デニロ

ガートルード/ゲアトルーズのデニロのレビュー・感想・評価

3.5
1964年製作。原作ヤルマール・セーデルベルグ。脚色監督カール・Th・ドライヤー。ホームページの惹句/弁護士の妻であるゲアトルーズは夫との結婚生活に不満を抱き、若き作曲家エアランとも恋愛関係にある。ある日、彼女の元恋人であり著名な詩人ガブリエルが帰国し祝賀会が催され、ゲアトルーズはエアランの伴奏で歌唱するが卒倒してしまう。愛を探し求め続けたゲアトルーズの姿を完璧な様式美の画面におさめ会話劇に徹したドライヤー遺作にして集大成的作品。/ということです。同じページに、/『ゲアトルーズ』は狂気と美しさにおいて、ベートーヴェンの最後の作品と等しい。/と言うジャン・リュック・ゴダールの言葉を載せている。

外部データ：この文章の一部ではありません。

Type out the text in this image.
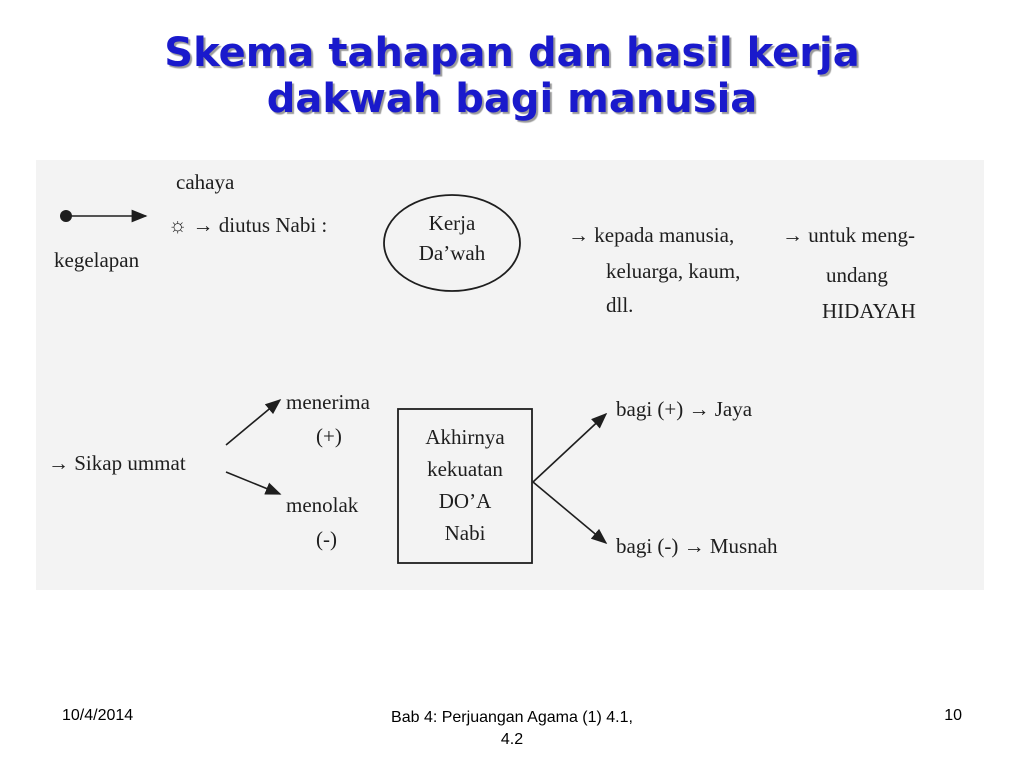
Skema tahapan dan hasil kerja
dakwah bagi manusia
cahaya
kegelapan
☼ → diutus Nabi :	Kerja
Da’wah
→ kepada manusia,
keluarga, kaum,
dll.
→ untuk meng-
undang
HIDAYAH
→ Sikap ummat
menerima
(+)
menolak
(-)
Akhirnya
kekuatan
DO’A
Nabi
bagi (+) → Jaya
bagi (-) → Musnah
10/4/2014	Bab 4: Perjuangan Agama (1) 4.1,
4.2
10
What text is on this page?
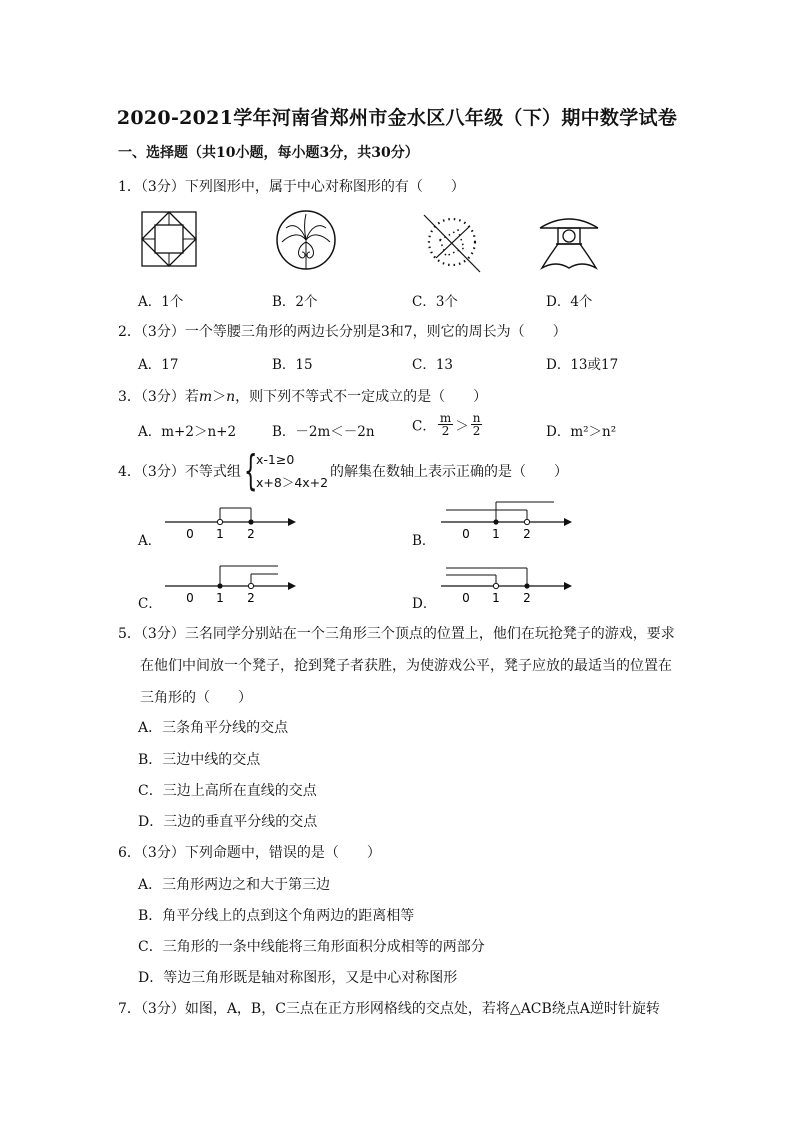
2020-2021学年河南省郑州市金水区八年级（下）期中数学试卷
一、选择题（共10小题，每小题3分，共30分）
1．（3分）下列图形中，属于中心对称图形的有（　　）
A．1个	B．2个	C．3个	D．4个
2．（3分）一个等腰三角形的两边长分别是3和7，则它的周长为（　　）
A．17	B．15	C．13	D．13或17
3．（3分）若m＞n，则下列不等式不一定成立的是（　　）
A．m+2＞n+2	B．－2m＜－2n	C． $\frac{m}{2} > \frac{n}{2}$	D．m²＞n²
4．（3分）不等式组 {
x-1≥0
x+8＞4x+2
的解集在数轴上表示正确的是（　　）
A． 0 1 2	B． 0 1 2
C． 0 1 2	D． 0 1 2
5．（3分）三名同学分别站在一个三角形三个顶点的位置上，他们在玩抢凳子的游戏，要求
在他们中间放一个凳子，抢到凳子者获胜，为使游戏公平，凳子应放的最适当的位置在
三角形的（　　）
A．三条角平分线的交点
B．三边中线的交点
C．三边上高所在直线的交点
D．三边的垂直平分线的交点
6．（3分）下列命题中，错误的是（　　）
A．三角形两边之和大于第三边
B．角平分线上的点到这个角两边的距离相等
C．三角形的一条中线能将三角形面积分成相等的两部分
D．等边三角形既是轴对称图形，又是中心对称图形
7．（3分）如图，A，B，C三点在正方形网格线的交点处，若将△ACB绕点A逆时针旋转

もはや何を仰っているのか分かりかねますが。

ベートーヴェンの最後の作品って第九の事でしょうかね。友と喜びを分かち合おう、素晴らしい人生みたいな話だと思っていたけれど。

夫が、わたしは大臣になるよ、大臣夫人というものもいいものだろうと言うと、妻ゲアトルーズは、あなたはわたしを見ていない、何も見ていない、わたしのこころはあなたの許にはありません、ひとりでオペラに行きますわ。そして彼女は若き愛人/エアランの許に向かうのです。服を脱ぐゲアトルーズのシルエット。もはやこころだけではなくその身を横たえる場所も変わってしまった。が、エアランは友人たちに手柄話としてゲアトルーズの肉体と交情を言う。今度の獲物は・・・・・。

夫は、ゲアトルーズとの関係を修復しようとオペラハウスに迎えに行くが、案内人に今日は奥様はおいでではございません、とぴしゃりと言われてしまう。家に戻るも妻はいない。

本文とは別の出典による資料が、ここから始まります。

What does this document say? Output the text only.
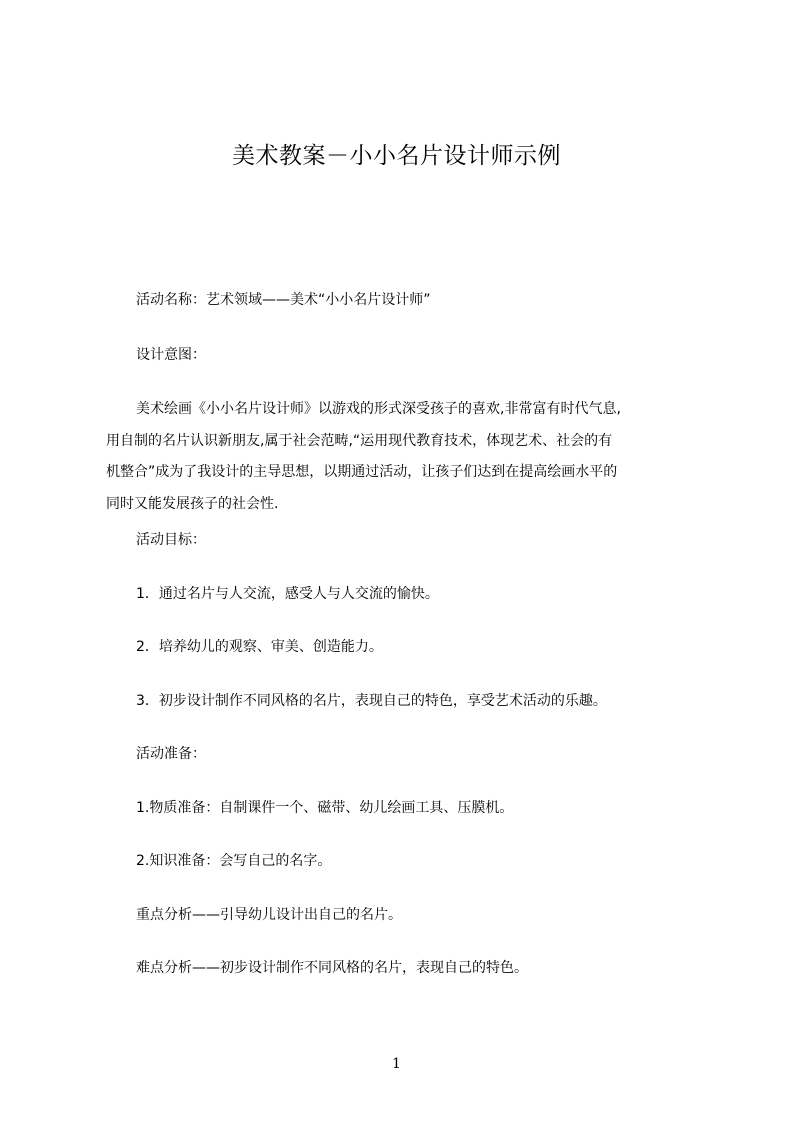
美术教案－小小名片设计师示例
活动名称：艺术领域——美术“小小名片设计师”
设计意图：
美术绘画《小小名片设计师》以游戏的形式深受孩子的喜欢,非常富有时代气息,
用自制的名片认识新朋友,属于社会范畴,“运用现代教育技术，体现艺术、社会的有
机整合”成为了我设计的主导思想，以期通过活动，让孩子们达到在提高绘画水平的
同时又能发展孩子的社会性.
活动目标：
1．通过名片与人交流，感受人与人交流的愉快。
2．培养幼儿的观察、审美、创造能力。
3．初步设计制作不同风格的名片，表现自己的特色，享受艺术活动的乐趣。
活动准备：
1.物质准备：自制课件一个、磁带、幼儿绘画工具、压膜机。
2.知识准备：会写自己的名字。
重点分析——引导幼儿设计出自己的名片。
难点分析——初步设计制作不同风格的名片，表现自己的特色。
1
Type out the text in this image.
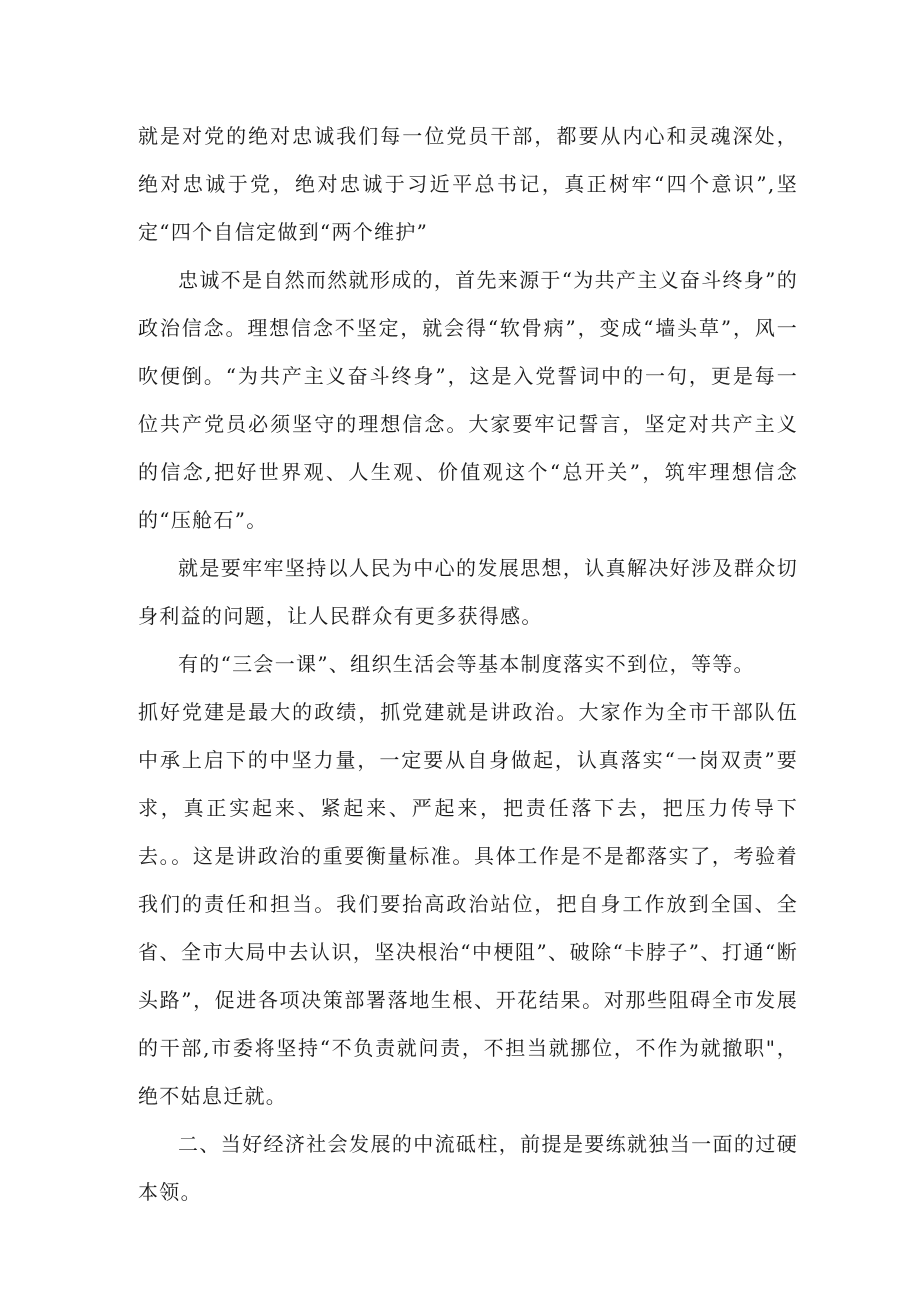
就是对党的绝对忠诚我们每一位党员干部，都要从内心和灵魂深处，绝对忠诚于党，绝对忠诚于习近平总书记，真正树牢“四个意识”,坚定“四个自信定做到“两个维护”

忠诚不是自然而然就形成的，首先来源于“为共产主义奋斗终身”的政治信念。理想信念不坚定，就会得“软骨病”，变成“墙头草”，风一吹便倒。“为共产主义奋斗终身”，这是入党誓词中的一句，更是每一位共产党员必须坚守的理想信念。大家要牢记誓言，坚定对共产主义的信念,把好世界观、人生观、价值观这个“总开关”，筑牢理想信念的“压舱石”。

就是要牢牢坚持以人民为中心的发展思想，认真解决好涉及群众切身利益的问题，让人民群众有更多获得感。

有的“三会一课”、组织生活会等基本制度落实不到位，等等。

抓好党建是最大的政绩，抓党建就是讲政治。大家作为全市干部队伍中承上启下的中坚力量，一定要从自身做起，认真落实“一岗双责”要求，真正实起来、紧起来、严起来，把责任落下去，把压力传导下去。。这是讲政治的重要衡量标准。具体工作是不是都落实了，考验着我们的责任和担当。我们要抬高政治站位，把自身工作放到全国、全省、全市大局中去认识，坚决根治“中梗阻”、破除“卡脖子”、打通“断头路”，促进各项决策部署落地生根、开花结果。对那些阻碍全市发展的干部,市委将坚持“不负责就问责，不担当就挪位，不作为就撤职"，绝不姑息迁就。

二、当好经济社会发展的中流砥柱，前提是要练就独当一面的过硬本领。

かつての恋人/ガブリエルからエアランの自身に関する言動を聞いたゲアトルーズは、エアランとの別れを決意するのですが火照った肉体は治まりません。共に旅に出ましょう、と誘ってみますが婚約者のあるエアランにしてみれば、年増の彼女は都合のいい性のはけ口でしかありません。

茫然自失のゲアトルーズを見たガブリエルは、切実に縒りを戻したい旨訴えかけるのですが、嘗てあなたはわたしの愛から逃げたじゃありませんか、と取り合わず、毒にも薬にもならない友人アクセルにパリ行の手配を頼む。

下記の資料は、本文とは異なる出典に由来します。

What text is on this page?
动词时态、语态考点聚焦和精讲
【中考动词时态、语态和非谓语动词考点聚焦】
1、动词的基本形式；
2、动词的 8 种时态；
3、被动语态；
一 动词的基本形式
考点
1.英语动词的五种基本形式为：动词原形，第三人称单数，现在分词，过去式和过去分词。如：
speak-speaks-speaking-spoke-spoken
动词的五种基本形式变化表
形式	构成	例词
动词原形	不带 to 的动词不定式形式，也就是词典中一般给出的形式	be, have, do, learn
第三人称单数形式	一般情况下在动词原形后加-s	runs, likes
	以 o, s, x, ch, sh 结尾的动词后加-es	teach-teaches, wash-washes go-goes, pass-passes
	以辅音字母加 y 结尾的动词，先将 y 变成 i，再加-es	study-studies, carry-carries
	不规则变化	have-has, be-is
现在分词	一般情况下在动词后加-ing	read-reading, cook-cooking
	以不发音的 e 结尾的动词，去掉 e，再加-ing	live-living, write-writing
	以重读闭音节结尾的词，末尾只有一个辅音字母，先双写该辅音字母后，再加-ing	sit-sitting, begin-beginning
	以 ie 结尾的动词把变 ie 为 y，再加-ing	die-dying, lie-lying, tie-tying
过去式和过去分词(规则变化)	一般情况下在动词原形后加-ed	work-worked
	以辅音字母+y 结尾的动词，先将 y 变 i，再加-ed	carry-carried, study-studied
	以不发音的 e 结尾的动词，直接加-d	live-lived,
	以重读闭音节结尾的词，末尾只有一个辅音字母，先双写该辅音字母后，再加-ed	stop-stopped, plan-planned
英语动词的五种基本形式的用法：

ベートーヴェンの第九のような話じゃありません。物語からは狂気も美しさも感じ取ることは出来ません。然るにドライヤーの表現様式は屹立しており、孤独という毒の美しさと狂気に他者は近寄ることを許されず、静かに扉を閉じてしまうのです。人生は夢、くちびるもまた夢、と言い残して。